US Dollar Resumes Strengthening Amid Election Uncertainty and Safe-Haven Demand

The US Dollar accelerated its rally on Wednesday ahead of the US opening bell, driven by heightened uncertainty surrounding the upcoming presidential election and a surge in safe-haven inflows as equities continue their downbeat performance. The Dollar Index (DXY) gained momentum as investors sought refuge amid increasing volatility in risk assets.
Technical picture in DXY currently showing strong upside momentum, reflected in its sharp rise from recent lows. However, technical indicators, including the RSI near overbought territory, suggest that the move is becoming overstretched in the short term. A key target for bulls appears to be around the 106 level, which aligns with the upper bound of the medium-term descending price corridor. Given this, bullish positions may be more appealing following a pullback, especially if the DXY finds support around 104, offering a better risk-reward setup:

Market participants are particularly concerned about the potential re-election of President Trump, which could usher in a continuation or escalation of trade tensions. A Trump victory raises the specter of higher tariffs, significantly impacting exports from key US trading partners such as the Eurozone, Canada, Mexico, China, and Japan. This scenario could disrupt global supply chains and dampen international trade, adding to the appeal of the USD as a safe-haven currency.

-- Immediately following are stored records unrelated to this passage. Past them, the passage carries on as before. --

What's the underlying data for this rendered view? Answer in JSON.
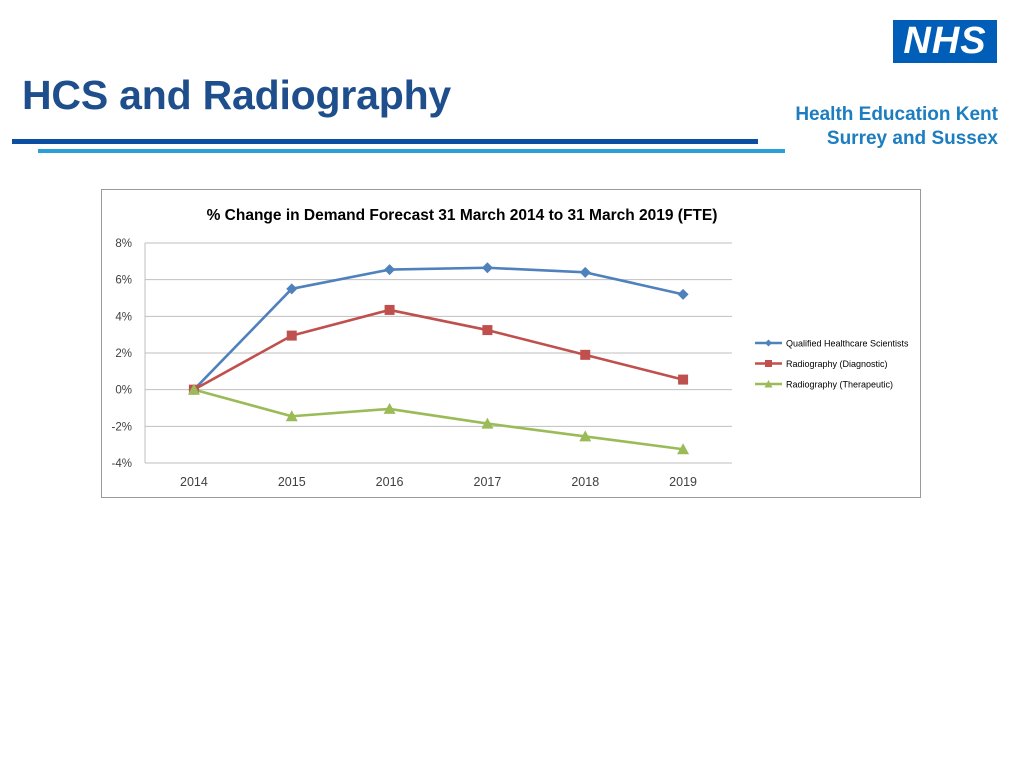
{
  "slide": {
    "title": "HCS and Radiography"
  },
  "branding": {
    "logo_text": "NHS",
    "org_line1": "Health Education Kent",
    "org_line2": "Surrey and Sussex",
    "colors": {
      "title": "#1f4e8c",
      "logo": "#005eb8",
      "org_text": "#1c7dc0",
      "rule_dark": "#0b4ea2",
      "rule_light": "#2a9fd8"
    }
  },
  "chart_data": {
    "type": "line",
    "title": "% Change in Demand Forecast 31 March 2014 to 31 March 2019 (FTE)",
    "xlabel": "",
    "ylabel": "",
    "categories": [
      "2014",
      "2015",
      "2016",
      "2017",
      "2018",
      "2019"
    ],
    "ylim": [
      -4,
      8
    ],
    "yticks": [
      8,
      6,
      4,
      2,
      0,
      -2,
      -4
    ],
    "ytick_labels": [
      "8%",
      "6%",
      "4%",
      "2%",
      "0%",
      "-2%",
      "-4%"
    ],
    "grid": true,
    "legend_position": "right",
    "series": [
      {
        "name": "Qualified Healthcare Scientists",
        "values": [
          0,
          5.5,
          6.55,
          6.65,
          6.4,
          5.2
        ],
        "color": "#4f81bd",
        "marker": "diamond"
      },
      {
        "name": "Radiography (Diagnostic)",
        "values": [
          0,
          2.95,
          4.35,
          3.25,
          1.9,
          0.55
        ],
        "color": "#c0504d",
        "marker": "square"
      },
      {
        "name": "Radiography (Therapeutic)",
        "values": [
          0,
          -1.45,
          -1.05,
          -1.85,
          -2.55,
          -3.25
        ],
        "color": "#9bbb59",
        "marker": "triangle"
      }
    ]
  }
}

US Treasury bonds extended their sell-off, pushing yields higher across the curve. The benchmark 10-year yield added more than 0.15% since the start of the week. This upward movement reflects market pricing of a modest policy easing (25 bp rate cut) at the upcoming FOMC meeting on November 7, with interest rate derivatives indicating a nearly 90% probability of a cut versus a 10% chance of rates remaining unchanged.This cautious outlook on monetary easing is further supported by the IMF raising its US growth forecast for this year to 2.8%, up from the 2.6% projected in July. The combination of accommodative monetary policy and robust economic growth enhances the attractiveness of US assets, contributing to the strength of the USD.

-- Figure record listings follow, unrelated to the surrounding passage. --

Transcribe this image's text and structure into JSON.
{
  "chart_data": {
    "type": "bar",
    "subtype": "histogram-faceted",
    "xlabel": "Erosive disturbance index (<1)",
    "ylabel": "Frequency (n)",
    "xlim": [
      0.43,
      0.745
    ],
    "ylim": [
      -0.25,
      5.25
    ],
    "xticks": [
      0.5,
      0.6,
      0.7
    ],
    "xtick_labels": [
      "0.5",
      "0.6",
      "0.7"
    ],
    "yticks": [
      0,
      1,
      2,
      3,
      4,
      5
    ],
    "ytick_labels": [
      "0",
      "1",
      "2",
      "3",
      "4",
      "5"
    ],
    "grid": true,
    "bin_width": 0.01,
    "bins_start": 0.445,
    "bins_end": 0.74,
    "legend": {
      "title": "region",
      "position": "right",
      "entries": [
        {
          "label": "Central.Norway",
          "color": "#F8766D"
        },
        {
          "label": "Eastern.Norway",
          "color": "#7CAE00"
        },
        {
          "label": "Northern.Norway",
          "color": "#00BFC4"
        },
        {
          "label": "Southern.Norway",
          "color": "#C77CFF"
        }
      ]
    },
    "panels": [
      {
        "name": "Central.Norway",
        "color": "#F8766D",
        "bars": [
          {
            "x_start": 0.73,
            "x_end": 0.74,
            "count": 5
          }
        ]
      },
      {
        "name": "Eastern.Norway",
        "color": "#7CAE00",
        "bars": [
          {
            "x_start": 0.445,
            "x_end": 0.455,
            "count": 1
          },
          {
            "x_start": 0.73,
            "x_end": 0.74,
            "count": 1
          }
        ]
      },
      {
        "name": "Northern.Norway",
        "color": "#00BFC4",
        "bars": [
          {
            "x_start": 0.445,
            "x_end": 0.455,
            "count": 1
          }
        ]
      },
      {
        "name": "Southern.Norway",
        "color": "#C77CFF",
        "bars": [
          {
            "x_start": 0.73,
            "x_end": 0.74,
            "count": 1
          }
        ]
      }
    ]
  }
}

The US Mortgage Bankers Association (MBA) reported a fourth consecutive week of declining mortgage applications, with a 6.7% contraction for the week ending October 18, following a steep 17% drop the prior week. The sustained decrease suggests that higher borrowing costs are dampening demand in the housing market. Elevated mortgage rates, driven by rising Treasury yields, are impacting affordability and could lead to a slowdown in residential investment, a key component of GDP growth.

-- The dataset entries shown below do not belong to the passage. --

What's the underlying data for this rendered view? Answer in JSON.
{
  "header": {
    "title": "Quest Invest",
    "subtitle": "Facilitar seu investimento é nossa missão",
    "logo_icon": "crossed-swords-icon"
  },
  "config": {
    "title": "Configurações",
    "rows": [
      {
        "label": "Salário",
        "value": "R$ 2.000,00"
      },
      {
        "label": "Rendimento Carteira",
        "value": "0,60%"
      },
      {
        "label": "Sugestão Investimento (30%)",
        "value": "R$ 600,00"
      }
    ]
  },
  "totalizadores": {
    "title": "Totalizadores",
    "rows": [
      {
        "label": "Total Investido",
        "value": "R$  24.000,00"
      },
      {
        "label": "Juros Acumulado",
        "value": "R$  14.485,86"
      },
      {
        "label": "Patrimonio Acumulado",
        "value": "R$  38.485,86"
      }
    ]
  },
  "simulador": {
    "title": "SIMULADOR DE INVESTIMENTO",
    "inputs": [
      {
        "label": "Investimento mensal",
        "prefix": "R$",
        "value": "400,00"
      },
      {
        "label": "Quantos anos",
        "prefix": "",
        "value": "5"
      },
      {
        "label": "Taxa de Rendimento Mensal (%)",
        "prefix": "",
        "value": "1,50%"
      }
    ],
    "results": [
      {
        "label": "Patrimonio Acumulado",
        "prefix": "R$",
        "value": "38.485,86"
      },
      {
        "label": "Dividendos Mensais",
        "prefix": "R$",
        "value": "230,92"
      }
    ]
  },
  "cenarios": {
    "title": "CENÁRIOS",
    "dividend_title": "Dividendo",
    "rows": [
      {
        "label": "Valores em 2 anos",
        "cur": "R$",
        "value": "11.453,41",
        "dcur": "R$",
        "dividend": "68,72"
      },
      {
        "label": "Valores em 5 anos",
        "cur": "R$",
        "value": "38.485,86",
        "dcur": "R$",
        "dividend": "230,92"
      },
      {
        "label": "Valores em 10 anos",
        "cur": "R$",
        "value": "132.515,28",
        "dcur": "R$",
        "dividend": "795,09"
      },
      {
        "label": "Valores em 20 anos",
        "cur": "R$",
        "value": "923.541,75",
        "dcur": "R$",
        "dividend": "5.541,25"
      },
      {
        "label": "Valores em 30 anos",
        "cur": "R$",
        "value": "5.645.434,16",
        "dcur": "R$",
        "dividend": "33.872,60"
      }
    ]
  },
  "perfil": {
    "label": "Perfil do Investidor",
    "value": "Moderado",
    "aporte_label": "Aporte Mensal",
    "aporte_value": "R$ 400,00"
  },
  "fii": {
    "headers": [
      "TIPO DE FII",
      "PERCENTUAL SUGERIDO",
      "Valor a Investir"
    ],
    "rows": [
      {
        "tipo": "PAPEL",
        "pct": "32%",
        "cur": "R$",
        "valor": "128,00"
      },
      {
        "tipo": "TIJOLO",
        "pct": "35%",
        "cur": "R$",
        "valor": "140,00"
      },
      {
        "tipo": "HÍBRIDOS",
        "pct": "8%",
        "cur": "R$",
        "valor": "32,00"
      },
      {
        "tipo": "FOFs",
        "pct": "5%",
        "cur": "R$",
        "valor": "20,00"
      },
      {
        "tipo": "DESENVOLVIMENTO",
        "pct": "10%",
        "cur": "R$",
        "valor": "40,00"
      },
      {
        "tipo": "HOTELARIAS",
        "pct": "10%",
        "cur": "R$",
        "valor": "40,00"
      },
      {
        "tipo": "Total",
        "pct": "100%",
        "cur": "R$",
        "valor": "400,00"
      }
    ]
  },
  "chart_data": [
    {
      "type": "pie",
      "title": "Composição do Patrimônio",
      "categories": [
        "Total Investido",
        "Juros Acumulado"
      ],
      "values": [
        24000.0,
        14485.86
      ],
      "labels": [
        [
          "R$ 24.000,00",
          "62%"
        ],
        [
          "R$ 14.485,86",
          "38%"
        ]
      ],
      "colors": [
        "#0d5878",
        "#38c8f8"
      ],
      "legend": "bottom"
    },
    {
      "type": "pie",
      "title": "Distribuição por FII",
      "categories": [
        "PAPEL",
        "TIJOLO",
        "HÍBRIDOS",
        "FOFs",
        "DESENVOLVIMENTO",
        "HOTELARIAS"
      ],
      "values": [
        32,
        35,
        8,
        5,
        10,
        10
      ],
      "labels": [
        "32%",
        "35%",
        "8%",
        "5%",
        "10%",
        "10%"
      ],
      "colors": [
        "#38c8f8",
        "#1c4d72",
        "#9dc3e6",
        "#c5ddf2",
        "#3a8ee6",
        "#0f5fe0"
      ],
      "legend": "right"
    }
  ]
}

The British Pound remains below the psychological resistance level of 1.3000 against the USD. The currencyis under pressure as traders await a speech by BoE Chair Andrew Bailey later today. Market participants are keen to glean insights into the BoE's monetary policy trajectory for November and December, especially as traders have priced in another interest rate cut in November.
On the technical side, GBP/USD pair has seen its short-term bullish trend weaken significantly as sellers have successfully pushed the price below the key 1.30 level, signaling a break of the lower bound of the ascending channel. This breach suggests that the upside momentum has been lost, and further downside pressure is likely. The next significant technical target for sellers is around the 1.28 level, where the 200-day SMA provides potential support, marking a critical level for the pair in the medium term:

Crude oil prices halted their two-day surge on Wednesday after the API weekly report indicated a larger-than-expected increase in US stockpiles. The API data revealed a build of 1.64 million barrels, surpassing the forecasted 0.7 million barrels and reversing the previous week's draw of 1.58 million barrels. The surprise build somewhat increased concerns about oversupply in the market, which could offset recent price gains.
Markets are now awaiting the EIA report due later today. The consensus expectation is for a modest build of 0.7 million barrels following a significant drawdown of 2.2 million barrels a week earlier. Should the EIA confirm a larger-than-anticipated increase in inventories, it may signal persistent oversupply issues, potentially leading to a pullback in crude prices toward the $70.00 per barrel mark or lower.